A model named Liskula Cohen was being attacked on a blog called Skanks in NYC. The author of the Skanks blog was anonymous. Kashmir Hill reports:
Cohen started pursuing the defamation suit against the anonymous ‘Skanks’ blogger in January after discovering the site, on which the blogger called Cohen a skank, a ho, and an old hag, among other nasty things, and posted photos of her, taken from various websites. Since Cohen needed the identity of the blogger in order to file the lawsuit against her, a judge in Manhattan granted Cohen’s request to force Google to reveal the e-mail address and IP address of the alleged defamer.
Cohen has since dropped her $3 million lawsuit. The unmasked blogger — Rosemary Port — plans to sue Google for $15 million for breaching its fiduciary duty to defend her anonymity.

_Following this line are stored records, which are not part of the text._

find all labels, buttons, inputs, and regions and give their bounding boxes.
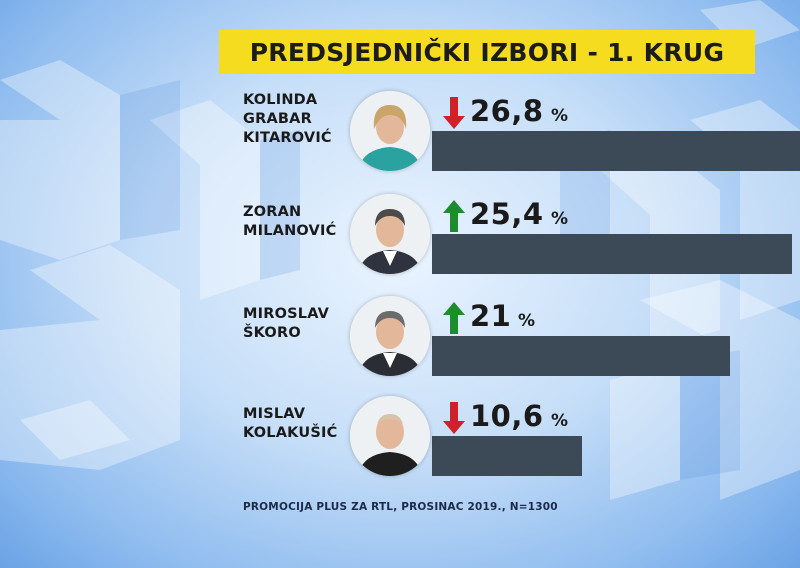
candidate-row: MIROSLAV ŠKORO 21% bbox=[0, 290, 800, 390]
value-label: 10,6 bbox=[470, 399, 544, 433]
arrow-down-icon bbox=[443, 97, 465, 129]
candidate-name: KOLINDA GRABAR KITAROVIĆ bbox=[243, 91, 363, 148]
bar bbox=[432, 234, 792, 274]
unit-label: % bbox=[551, 209, 569, 229]
unit-label: % bbox=[551, 411, 569, 431]
source-note: PROMOCIJA PLUS ZA RTL, PROSINAC 2019., N… bbox=[243, 501, 558, 513]
candidate-name-line: ZORAN bbox=[243, 204, 302, 220]
arrow-up-icon bbox=[443, 302, 465, 334]
bar bbox=[432, 436, 582, 476]
arrow-down-icon bbox=[443, 402, 465, 434]
value-label: 25,4 bbox=[470, 197, 544, 231]
value-label: 21 bbox=[470, 299, 512, 333]
candidate-photo bbox=[350, 396, 430, 476]
bar bbox=[432, 131, 800, 171]
candidate-name-line: ŠKORO bbox=[243, 325, 301, 341]
candidate-name-line: KOLAKUŠIĆ bbox=[243, 425, 338, 441]
candidate-name-line: KOLINDA bbox=[243, 91, 318, 108]
candidate-photo bbox=[350, 194, 430, 274]
candidate-photo bbox=[350, 296, 430, 376]
candidate-name-line: MISLAV bbox=[243, 406, 306, 422]
candidate-row: MISLAV KOLAKUŠIĆ 10,6% bbox=[0, 390, 800, 490]
unit-label: % bbox=[551, 106, 569, 126]
chart-title: PREDSJEDNIČKI IZBORI - 1. KRUG bbox=[219, 30, 755, 74]
candidate-name: MIROSLAV ŠKORO bbox=[243, 305, 363, 343]
unit-label: % bbox=[518, 311, 536, 331]
candidate-name-line: GRABAR bbox=[243, 110, 312, 127]
candidate-row: ZORAN MILANOVIĆ 25,4% bbox=[0, 188, 800, 288]
bar bbox=[432, 336, 730, 376]
candidate-name-line: MIROSLAV bbox=[243, 306, 330, 322]
arrow-up-icon bbox=[443, 200, 465, 232]
candidate-photo bbox=[350, 91, 430, 171]
candidate-row: KOLINDA GRABAR KITAROVIĆ 26,8% bbox=[0, 85, 800, 185]
candidate-name-line: KITAROVIĆ bbox=[243, 129, 332, 146]
candidate-name: MISLAV KOLAKUŠIĆ bbox=[243, 405, 363, 443]
value-label: 26,8 bbox=[470, 94, 544, 128]
candidate-name-line: MILANOVIĆ bbox=[243, 223, 337, 239]
candidate-name: ZORAN MILANOVIĆ bbox=[243, 203, 363, 241]
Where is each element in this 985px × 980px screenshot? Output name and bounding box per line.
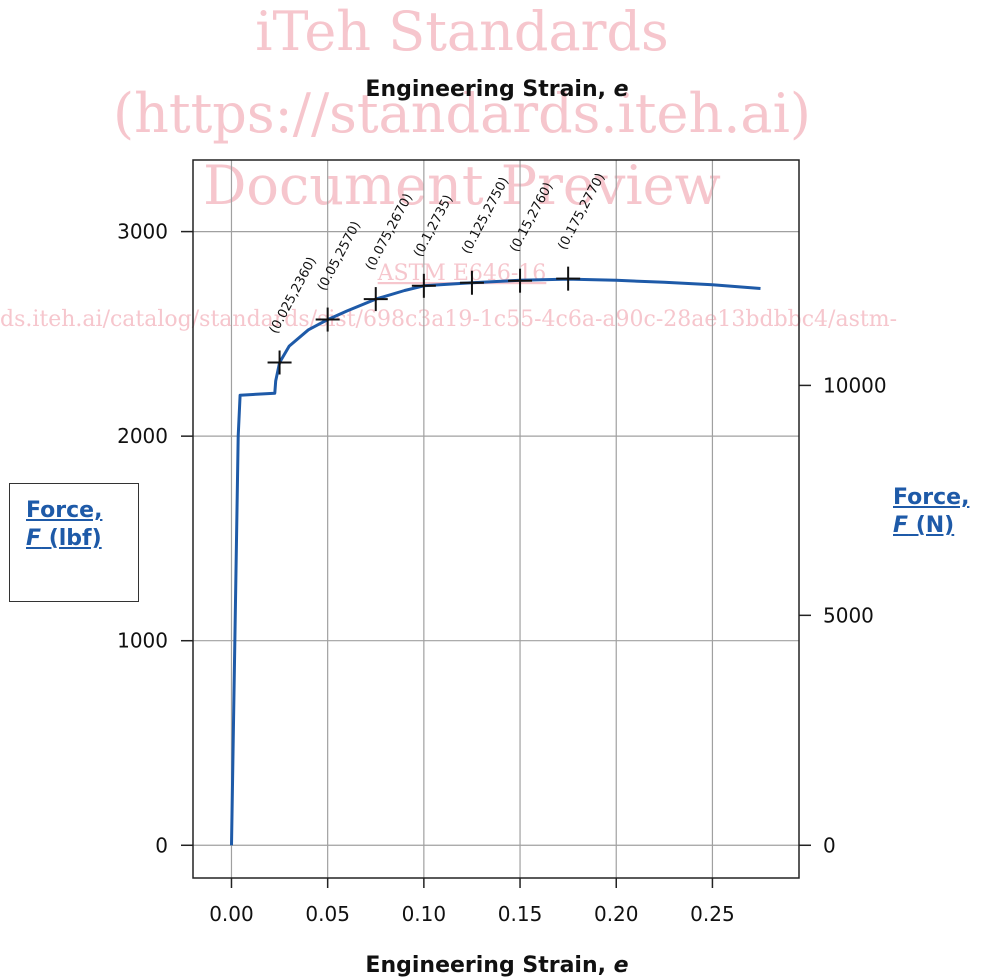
left-axis-label-line2: F (lbf) xyxy=(26,525,102,553)
left-axis-label-symbol: F xyxy=(26,526,42,551)
force-curve xyxy=(230,277,761,846)
x-axis-title: Engineering Strain, e xyxy=(365,953,628,978)
data-point-marker xyxy=(267,350,292,375)
x-tick-label: 0.20 xyxy=(594,902,639,926)
left-axis-label-unit: (lbf) xyxy=(41,526,102,551)
right-axis-label: Force, F (N) xyxy=(893,484,969,540)
left-axis-label-line1: Force, xyxy=(26,498,103,523)
y2-tick-label: 10000 xyxy=(823,373,887,397)
y2-tick-label: 5000 xyxy=(823,603,874,627)
right-axis-label-unit: (N) xyxy=(908,513,955,538)
plot-frame xyxy=(192,159,800,879)
right-axis-label-line1: Force, xyxy=(893,485,970,510)
data-point-label: (0.05,2570) xyxy=(315,219,364,293)
watermark-line-1: iTeh Standards xyxy=(255,0,669,63)
y-tick-label: 1000 xyxy=(117,629,168,653)
x-tick-label: 0.00 xyxy=(209,902,254,926)
x-axis-title-italic: e xyxy=(614,953,629,978)
watermark-line-3: Document Preview xyxy=(203,154,721,217)
data-point-marker xyxy=(363,287,388,312)
top-axis-title: Engineering Strain, e xyxy=(365,77,628,102)
data-point-marker xyxy=(556,266,581,291)
x-tick-label: 0.05 xyxy=(305,902,350,926)
watermark-line-5: ds.iteh.ai/catalog/standards/sist/698c3a… xyxy=(0,307,897,332)
x-tick-label: 0.15 xyxy=(498,902,543,926)
x-tick-label: 0.25 xyxy=(690,902,735,926)
data-point-marker xyxy=(411,273,436,298)
axis-ticks: 0.00 0.05 0.10 0.15 0.20 0.25 0 1000 2000 3000 0 50… xyxy=(117,220,887,926)
data-point-marker xyxy=(459,270,484,295)
data-point-marker xyxy=(315,307,340,332)
top-axis-title-text: Engineering Strain, xyxy=(365,77,613,102)
y-tick-label: 0 xyxy=(155,833,168,857)
y-tick-label: 2000 xyxy=(117,424,168,448)
top-axis-title-italic: e xyxy=(614,77,629,102)
watermark: iTeh Standards (https://standards.iteh.a… xyxy=(0,0,897,332)
right-axis-label-line2: F (N) xyxy=(893,512,969,540)
x-tick-label: 0.10 xyxy=(402,902,447,926)
y2-tick-label: 0 xyxy=(823,833,836,857)
force-curve-layer xyxy=(230,277,761,846)
y-tick-label: 3000 xyxy=(117,220,168,244)
watermark-line-2: (https://standards.iteh.ai) xyxy=(113,82,811,145)
left-axis-label-box xyxy=(9,483,139,602)
right-axis-label-symbol: F xyxy=(893,513,909,538)
data-point-marker xyxy=(508,268,533,293)
left-axis-label: Force, F (lbf) xyxy=(26,497,102,553)
x-axis-title-text: Engineering Strain, xyxy=(365,953,613,978)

Over at CyberSLAPP, a website maintained by EFF (disclosure: I’m on EFF’s advisory board), ACLU, CDT, EPIC, and Public Citizen, they have posted documents from the case, including the court’s order to Google to unmask the author of Skanks.
CyberSLAPP seeks to combat frivolous lawsuits to reveal another’s identity:
CyberSLAPP cases typically involve a person who has posted anonymous criticisms of a corporation or public figure on the Internet. The target of the criticism then files a frivolous lawsuit just so they can issue a subpoena to the Web site or Internet Service Provider (ISP) involved, discover the identity of their anonymous critic, and intimidate or silence them.
The Skanks in NYC raises a lot of interesting issues. I’ll tackle a few in this post.
1.Was Cohen’s lawsuit frivolous? Cohen might have a decent defamation lawsuit, but she subsequently dropped it when she found out Cohen’s identity. This behavior indicates she was using the lawsuit only to unmask the blogger. I agree with CyberSLAPP that such a practice should be restricted.